What are his personal all time favourite Kinks- and Dave Davies songs?
- Oh, there are so many. Shangri-La is one of them, and Dead End Street, Waterloo Sunset. Of my own songs, I’ve always liked Visionary Dreamer [from Davies’ first solo album, ed.]. Dave also had a big Kinks hit with "Death of a Clown" (1967).
New album and DVD
During this solo career, Dave’s been more and more occupied with spiritual matters. At age 63, having suffered a stroke in 2004, he is now back and is releasing a new album, a co-work with his son Russ Davies (from the band Cinnamon Chasers), called “The Aschere Project: Two Worlds”.
- It’s basically a love story, Dave explains. A science fiction-like love story about two souls, about multidimensional existence between a man and a woman and about getting access to spirituality and the deeper understanding of mankind. Breaking the codes. Two souls attracted to each other across the galaxy. The story is rooted in ancient myths from Persia and Eastern India and then he and his son have placed “something new” in it, as Dave puts it.

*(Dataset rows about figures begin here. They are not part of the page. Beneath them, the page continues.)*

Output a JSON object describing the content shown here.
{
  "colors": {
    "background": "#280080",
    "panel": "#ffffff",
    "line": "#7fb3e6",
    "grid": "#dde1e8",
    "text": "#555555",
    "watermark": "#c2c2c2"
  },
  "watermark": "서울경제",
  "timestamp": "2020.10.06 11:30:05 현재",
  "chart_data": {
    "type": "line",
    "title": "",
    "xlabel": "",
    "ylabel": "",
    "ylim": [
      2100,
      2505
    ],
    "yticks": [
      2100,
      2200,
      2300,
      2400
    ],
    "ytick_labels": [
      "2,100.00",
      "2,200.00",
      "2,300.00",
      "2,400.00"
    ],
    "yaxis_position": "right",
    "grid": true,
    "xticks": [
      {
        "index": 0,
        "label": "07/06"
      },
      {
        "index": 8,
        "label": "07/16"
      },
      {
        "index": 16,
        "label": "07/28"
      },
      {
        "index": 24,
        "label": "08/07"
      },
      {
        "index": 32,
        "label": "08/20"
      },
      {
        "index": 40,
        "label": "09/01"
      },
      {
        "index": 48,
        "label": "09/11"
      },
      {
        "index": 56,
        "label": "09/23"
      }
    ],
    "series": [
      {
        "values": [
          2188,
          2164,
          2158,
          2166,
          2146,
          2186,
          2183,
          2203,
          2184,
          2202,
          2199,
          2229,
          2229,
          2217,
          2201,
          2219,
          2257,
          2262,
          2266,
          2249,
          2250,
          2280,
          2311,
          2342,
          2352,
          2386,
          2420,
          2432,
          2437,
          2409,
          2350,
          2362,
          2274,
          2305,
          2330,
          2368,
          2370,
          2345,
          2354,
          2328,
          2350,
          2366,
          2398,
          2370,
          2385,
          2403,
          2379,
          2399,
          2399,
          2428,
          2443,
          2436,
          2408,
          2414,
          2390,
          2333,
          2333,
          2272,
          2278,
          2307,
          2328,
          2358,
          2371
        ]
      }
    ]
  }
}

The music is spherical and dreamlike, yet still very melodic. And the CD comes with an 8-page booklet – telling the story along with the music. Dave is very into soundtracks reflecting the inner world these days and has high hopes for this project, which he plans to turn it into a stage musical and eventually a movie in the future. Furthermore, he has recently released the DVD “Mystical Journey”, a documentary on his life with music and spirituality.
The beginning of a new world
We’re coming to an end of the interview. Dave sounds fresh and is still quite optimistic when it comes to the future:
- We’re just seeing the beginning of a new understanding and communication. Just think of the Internet. Now I can talk to like-minded people whenever I want. It’s fascinating now; there are so many sources of information. It’s different now…we’re a part of the change going on.
- Spirituality and spiritual matters cross over everything. A song like She Love You – it’s foundation is spiritual, says Dave who’s not afraid of the future itself.
- What scares me is fanaticism. I don’t believe in dooms day. It’s just an excuse. If it’s ending anyway, then why do anything at all? On the other hand, when we’re scared that’s where we really learn and develop, says Dave and defines spirituality as an energy behind all things, thoughts, and minds. A powerful, non-visual inner world, Dave concludes over the phone.
Probably the same world that helped to create modern world's rock history that he was a part of during the British Invasion, Swinging London, and The Summer of Love. Thanks to Dave and The Kinks, it’s been a long journey. Living on a Thin Line on a Sunny Afternoon.